El ocaso de una guerra de mafias en la Costa del Sol
La violenta ejecución de dos ciudadanos escoceses en una terraza frente al mar en Fuengirola pudo marcar el punto final a un cuarto de siglo de rivalidad extrema. El ataque, perpetrado el pasado 31 de mayo, acabó con la vida de Eddie Lyons Jr., de 46 años, y del propietario del establecimiento, Ross Monaghan, de 43, tras una incursión armada que conmocionó la tranquilidad malagueña.
Las imágenes del operativo captaron a un atacante enmascarado abriendo fuego a quemarropa contra los objetivos, en lo que los investigadores consideran la culminación de una sangrienta disputa entre los clanes de los Lyons y los Daniels. Pese a la aparente tregua detectada recientemente por las autoridades, el negocio del narcotráfico continúa operando bajo nuevas formas.
Presión policial y tecnología internacional
Durante los meses previos a esta disminución de los enfrentamientos armados, las fuerzas de seguridad contabilizaron 84 incidentes violentos que derivaron en la detención de 64 personas en territorio escocés. Asimismo, se incautaron numerosas armas de fuego y se desplegaron más de 90 planes de protección para salvaguardar a ciudadanos vulnerables atrapados en el fuego cruzado.
Un punto de inflexión clave en la lucha contra estas estructuras criminales fue la infiltración policial de la plataforma de mensajería encriptada EncroChat. Esta operación internacional permitió a los investigadores desarticular redes criminales globales, acumulando más de 6.500 detenciones en todo el mundo y facilitando pruebas determinantes contra los líderes del hampa.

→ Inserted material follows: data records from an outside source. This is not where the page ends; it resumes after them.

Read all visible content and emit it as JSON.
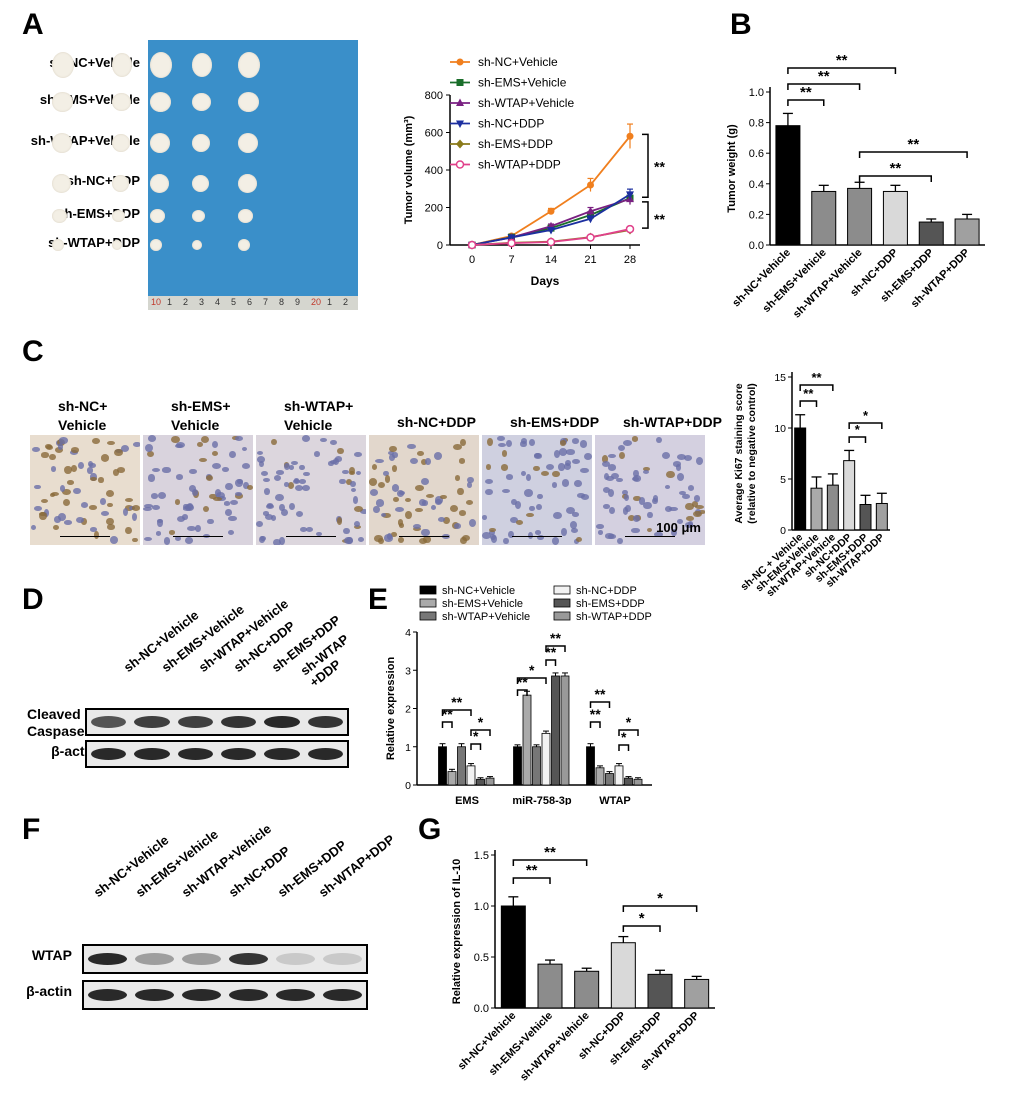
{
  "panels": {
    "A": "A",
    "B": "B",
    "C": "C",
    "D": "D",
    "E": "E",
    "F": "F",
    "G": "G"
  },
  "photo_groups": [
    "sh-NC+Vehicle",
    "sh-EMS+Vehicle",
    "sh-WTAP+Vehicle",
    "sh-NC+DDP",
    "sh-EMS+DDP",
    "sh-WTAP+DDP"
  ],
  "ruler_labels": [
    "10",
    "1",
    "2",
    "3",
    "4",
    "5",
    "6",
    "7",
    "8",
    "9",
    "20",
    "1",
    "2"
  ],
  "ihc_labels": [
    [
      "sh-NC+",
      "Vehicle"
    ],
    [
      "sh-EMS+",
      "Vehicle"
    ],
    [
      "sh-WTAP+",
      "Vehicle"
    ],
    [
      "sh-NC+DDP",
      ""
    ],
    [
      "sh-EMS+DDP",
      ""
    ],
    [
      "sh-WTAP+DDP",
      ""
    ]
  ],
  "ihc_scale": "100 μm",
  "wb_D": {
    "lanes": [
      "sh-NC+Vehicle",
      "sh-EMS+Vehicle",
      "sh-WTAP+Vehicle",
      "sh-NC+DDP",
      "sh-EMS+DDP",
      "sh-WTAP\n+DDP"
    ],
    "rows": [
      "Cleaved\nCaspase-3",
      "β-actin"
    ]
  },
  "wb_F": {
    "lanes": [
      "sh-NC+Vehicle",
      "sh-EMS+Vehicle",
      "sh-WTAP+Vehicle",
      "sh-NC+DDP",
      "sh-EMS+DDP",
      "sh-WTAP+DDP"
    ],
    "rows": [
      "WTAP",
      "β-actin"
    ]
  },
  "chart_data": [
    {
      "id": "A-line",
      "type": "line",
      "xlabel": "Days",
      "ylabel": "Tumor volume (mm³)",
      "x": [
        0,
        7,
        14,
        21,
        28
      ],
      "ylim": [
        0,
        800
      ],
      "yticks": [
        0,
        200,
        400,
        600,
        800
      ],
      "series": [
        {
          "name": "sh-NC+Vehicle",
          "color": "#f07f1e",
          "marker": "circle",
          "values": [
            0,
            48,
            180,
            320,
            580
          ],
          "err": [
            5,
            8,
            15,
            35,
            65
          ]
        },
        {
          "name": "sh-EMS+Vehicle",
          "color": "#1a6e2a",
          "marker": "square",
          "values": [
            0,
            42,
            90,
            160,
            250
          ],
          "err": [
            4,
            6,
            12,
            18,
            30
          ]
        },
        {
          "name": "sh-WTAP+Vehicle",
          "color": "#7a2082",
          "marker": "triangle-up",
          "values": [
            0,
            40,
            100,
            180,
            245
          ],
          "err": [
            4,
            6,
            12,
            20,
            30
          ]
        },
        {
          "name": "sh-NC+DDP",
          "color": "#1c2fa0",
          "marker": "triangle-down",
          "values": [
            0,
            40,
            80,
            140,
            270
          ],
          "err": [
            4,
            6,
            10,
            15,
            28
          ]
        },
        {
          "name": "sh-EMS+DDP",
          "color": "#8a7a1a",
          "marker": "diamond",
          "values": [
            0,
            12,
            18,
            42,
            80
          ],
          "err": [
            2,
            3,
            4,
            6,
            8
          ]
        },
        {
          "name": "sh-WTAP+DDP",
          "color": "#e0408a",
          "marker": "circle-open",
          "values": [
            0,
            10,
            16,
            40,
            85
          ],
          "err": [
            2,
            3,
            4,
            6,
            8
          ]
        }
      ],
      "sig": [
        "**",
        "**"
      ]
    },
    {
      "id": "B",
      "type": "bar",
      "ylabel": "Tumor weight (g)",
      "ylim": [
        0,
        1.0
      ],
      "yticks": [
        "0.0",
        "0.2",
        "0.4",
        "0.6",
        "0.8",
        "1.0"
      ],
      "categories": [
        "sh-NC+Vehicle",
        "sh-EMS+Vehicle",
        "sh-WTAP+Vehicle",
        "sh-NC+DDP",
        "sh-EMS+DDP",
        "sh-WTAP+DDP"
      ],
      "values": [
        0.78,
        0.35,
        0.37,
        0.35,
        0.15,
        0.17
      ],
      "err": [
        0.08,
        0.04,
        0.04,
        0.04,
        0.02,
        0.03
      ],
      "colors": [
        "#000000",
        "#8c8c8c",
        "#8c8c8c",
        "#d9d9d9",
        "#555555",
        "#a0a0a0"
      ],
      "sig": [
        {
          "a": 0,
          "b": 1,
          "t": "**"
        },
        {
          "a": 0,
          "b": 2,
          "t": "**"
        },
        {
          "a": 0,
          "b": 3,
          "t": "**"
        },
        {
          "a": 2,
          "b": 4,
          "t": "**"
        },
        {
          "a": 2,
          "b": 5,
          "t": "**"
        }
      ]
    },
    {
      "id": "C-bar",
      "type": "bar",
      "ylabel": "Average Ki67 staining score",
      "ylabel2": "(relative to negative control)",
      "ylim": [
        0,
        15
      ],
      "yticks": [
        "0",
        "5",
        "10",
        "15"
      ],
      "categories": [
        "sh-NC + Vehicle",
        "sh-EMS+Vehicle",
        "sh-WTAP+Vehicle",
        "sh-NC+DDP",
        "sh-EMS+DDP",
        "sh-WTAP+DDP"
      ],
      "values": [
        10.0,
        4.1,
        4.4,
        6.8,
        2.5,
        2.6
      ],
      "err": [
        1.3,
        1.1,
        1.1,
        1.0,
        0.9,
        1.0
      ],
      "colors": [
        "#000000",
        "#aaaaaa",
        "#8c8c8c",
        "#d9d9d9",
        "#555555",
        "#a0a0a0"
      ],
      "sig": [
        {
          "a": 0,
          "b": 1,
          "t": "**"
        },
        {
          "a": 0,
          "b": 2,
          "t": "**"
        },
        {
          "a": 3,
          "b": 4,
          "t": "*"
        },
        {
          "a": 3,
          "b": 5,
          "t": "*"
        }
      ]
    },
    {
      "id": "E",
      "type": "bar",
      "ylabel": "Relative expression",
      "ylim": [
        0,
        4
      ],
      "yticks": [
        "0",
        "1",
        "2",
        "3",
        "4"
      ],
      "categories": [
        "EMS",
        "miR-758-3p",
        "WTAP"
      ],
      "series": [
        {
          "name": "sh-NC+Vehicle",
          "color": "#000000",
          "values": [
            1.0,
            1.0,
            1.0
          ],
          "err": [
            0.08,
            0.05,
            0.08
          ]
        },
        {
          "name": "sh-EMS+Vehicle",
          "color": "#aaaaaa",
          "values": [
            0.35,
            2.35,
            0.45
          ],
          "err": [
            0.06,
            0.1,
            0.05
          ]
        },
        {
          "name": "sh-WTAP+Vehicle",
          "color": "#777777",
          "values": [
            1.0,
            1.0,
            0.3
          ],
          "err": [
            0.08,
            0.05,
            0.05
          ]
        },
        {
          "name": "sh-NC+DDP",
          "color": "#f2f2f2",
          "values": [
            0.5,
            1.35,
            0.5
          ],
          "err": [
            0.06,
            0.06,
            0.06
          ]
        },
        {
          "name": "sh-EMS+DDP",
          "color": "#555555",
          "values": [
            0.15,
            2.85,
            0.18
          ],
          "err": [
            0.04,
            0.08,
            0.04
          ]
        },
        {
          "name": "sh-WTAP+DDP",
          "color": "#999999",
          "values": [
            0.18,
            2.85,
            0.15
          ],
          "err": [
            0.04,
            0.08,
            0.04
          ]
        }
      ],
      "sig": [
        "**",
        "**",
        "*",
        "*",
        "**",
        "*",
        "**",
        "**",
        "**",
        "**",
        "*",
        "*"
      ]
    },
    {
      "id": "G",
      "type": "bar",
      "ylabel": "Relative expression of IL-10",
      "ylim": [
        0,
        1.5
      ],
      "yticks": [
        "0.0",
        "0.5",
        "1.0",
        "1.5"
      ],
      "categories": [
        "sh-NC+Vehicle",
        "sh-EMS+Vehicle",
        "sh-WTAP+Vehicle",
        "sh-NC+DDP",
        "sh-EMS+DDP",
        "sh-WTAP+DDP"
      ],
      "values": [
        1.0,
        0.43,
        0.36,
        0.64,
        0.33,
        0.28
      ],
      "err": [
        0.09,
        0.04,
        0.03,
        0.06,
        0.04,
        0.03
      ],
      "colors": [
        "#000000",
        "#8c8c8c",
        "#8c8c8c",
        "#d9d9d9",
        "#555555",
        "#a0a0a0"
      ],
      "sig": [
        {
          "a": 0,
          "b": 1,
          "t": "**"
        },
        {
          "a": 0,
          "b": 2,
          "t": "**"
        },
        {
          "a": 3,
          "b": 4,
          "t": "*"
        },
        {
          "a": 3,
          "b": 5,
          "t": "*"
        }
      ]
    }
  ]
}
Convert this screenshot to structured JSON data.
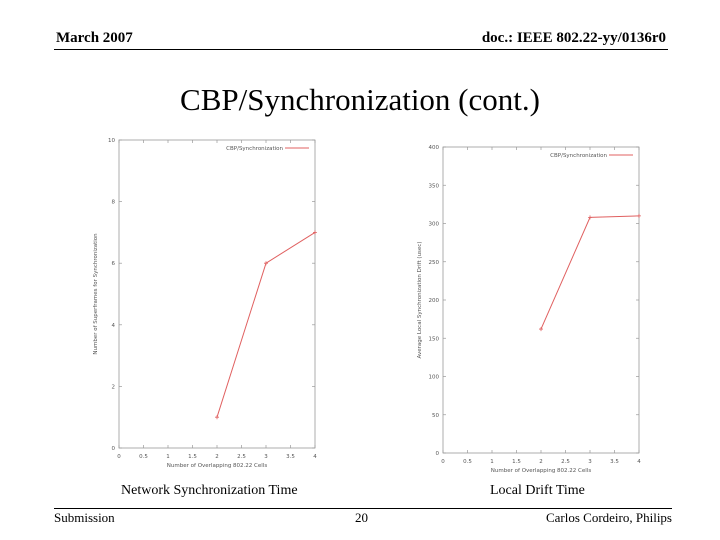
{
  "header": {
    "date": "March 2007",
    "doc_id": "doc.: IEEE 802.22-yy/0136r0"
  },
  "slide": {
    "title": "CBP/Synchronization (cont.)"
  },
  "chart_data": [
    {
      "type": "line",
      "caption": "Network Synchronization Time",
      "xlabel": "Number of Overlapping 802.22 Cells",
      "ylabel": "Number of Superframes for Synchronization",
      "legend": "CBP/Synchronization",
      "legend_position": "top-right",
      "xlim": [
        0,
        4
      ],
      "ylim": [
        0,
        10
      ],
      "x_ticks": [
        "0",
        "0.5",
        "1",
        "1.5",
        "2",
        "2.5",
        "3",
        "3.5",
        "4"
      ],
      "y_ticks": [
        "0",
        "2",
        "4",
        "6",
        "8",
        "10"
      ],
      "series": [
        {
          "x": [
            2,
            3,
            4
          ],
          "y": [
            1,
            6,
            7
          ]
        }
      ],
      "color": "#e06060"
    },
    {
      "type": "line",
      "caption": "Local Drift Time",
      "xlabel": "Number of Overlapping 802.22 Cells",
      "ylabel": "Average Local Synchronization Drift (usec)",
      "legend": "CBP/Synchronization",
      "legend_position": "top-right",
      "xlim": [
        0,
        4
      ],
      "ylim": [
        0,
        400
      ],
      "x_ticks": [
        "0",
        "0.5",
        "1",
        "1.5",
        "2",
        "2.5",
        "3",
        "3.5",
        "4"
      ],
      "y_ticks": [
        "0",
        "50",
        "100",
        "150",
        "200",
        "250",
        "300",
        "350",
        "400"
      ],
      "series": [
        {
          "x": [
            2,
            3,
            4
          ],
          "y": [
            162,
            308,
            310
          ]
        }
      ],
      "color": "#e06060"
    }
  ],
  "footer": {
    "left": "Submission",
    "page": "20",
    "author": "Carlos Cordeiro, Philips"
  }
}
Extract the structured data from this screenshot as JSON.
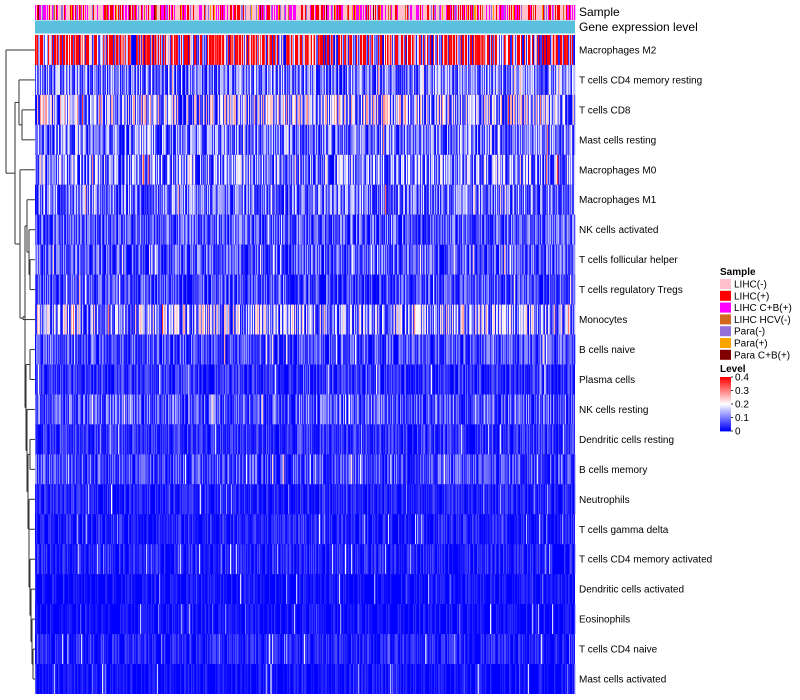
{
  "chart_data": {
    "type": "heatmap",
    "title": "",
    "annotation_tracks": [
      "Sample",
      "Gene expression level"
    ],
    "annotation_track_colors": {
      "Gene expression level": "#5bc0de"
    },
    "rows": [
      "Macrophages M2",
      "T cells CD4 memory resting",
      "T cells CD8",
      "Mast cells resting",
      "Macrophages M0",
      "Macrophages M1",
      "NK cells activated",
      "T cells follicular helper",
      "T cells regulatory  Tregs",
      "Monocytes",
      "B cells naive",
      "Plasma cells",
      "NK cells resting",
      "Dendritic cells resting",
      "B cells memory",
      "Neutrophils",
      "T cells gamma delta",
      "T cells CD4 memory activated",
      "Dendritic cells activated",
      "Eosinophils",
      "T cells CD4 naive",
      "Mast cells activated"
    ],
    "row_mean_level": [
      0.3,
      0.08,
      0.13,
      0.08,
      0.1,
      0.08,
      0.06,
      0.06,
      0.05,
      0.12,
      0.05,
      0.03,
      0.06,
      0.03,
      0.05,
      0.02,
      0.02,
      0.02,
      0.01,
      0.01,
      0.02,
      0.01
    ],
    "n_samples": 540,
    "legend_sample": {
      "title": "Sample",
      "items": [
        {
          "label": "LIHC(-)",
          "color": "#ffc0cb"
        },
        {
          "label": "LIHC(+)",
          "color": "#ff0000"
        },
        {
          "label": "LIHC C+B(+)",
          "color": "#ff00ff"
        },
        {
          "label": "LIHC HCV(-)",
          "color": "#d2691e"
        },
        {
          "label": "Para(-)",
          "color": "#9370db"
        },
        {
          "label": "Para(+)",
          "color": "#ffa500"
        },
        {
          "label": "Para C+B(+)",
          "color": "#800000"
        }
      ]
    },
    "legend_level": {
      "title": "Level",
      "ticks": [
        {
          "value": 0.4,
          "label": "0.4"
        },
        {
          "value": 0.3,
          "label": "0.3"
        },
        {
          "value": 0.2,
          "label": "0.2"
        },
        {
          "value": 0.1,
          "label": "0.1"
        },
        {
          "value": 0,
          "label": "0"
        }
      ],
      "range": [
        0,
        0.4
      ],
      "colors": [
        "#0000ff",
        "#ffffff",
        "#ff0000"
      ]
    }
  }
}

Orígenes y escalada de un conflicto histórico
Las hostilidades comenzaron hace 25 años, cuando un grupo vinculado a la familia Lyons sustrajo un cargamento de sustancias ilegales valorado en 20.000 libras esterlinas al clan Daniel. Aquella afrenta desató una espiral de venganzas que incluyó profanaciones de tumbas, atentados selectivos y ejecuciones a plena luz del día que convirtieron a Glasgow en una de las ciudades más peligrosas del Reino Unido.
Con el paso de los años, figuras clave como Steven Lyons trasladaron sus centros de operaciones al extranjero, expandiendo sus negocios hacia España y Dubái. La conexión con cárteles internacionales y el uso de redes sociales por parte de facciones más jóvenes modernizaron la confrontación, aunque también aceleraron la caída de sus principales dirigentes tras la presión transnacional.
La nueva normalidad del crimen organizado
Para los expertos policiales, la caída de los líderes históricos no significa la desaparición del delito, sino una transformación táctica orientada estrictamente al beneficio económico. “El negocio es demasiado lucrativo como para desaparecer de repente”, señaló el ex parlamentario Graeme Pearson al referirse a la persistencia del tráfico de drogas en la región.
Mientras las autoridades continúan incautando grandes cargamentos de sustancias ilícitas, las estructuras mafiosas parecen haber dejado de lado los asesinatos públicos para centrarse en la importación de estupefacientes, adaptándose a un escenario de aparente calma que oculta un mercado criminal en constante movimiento.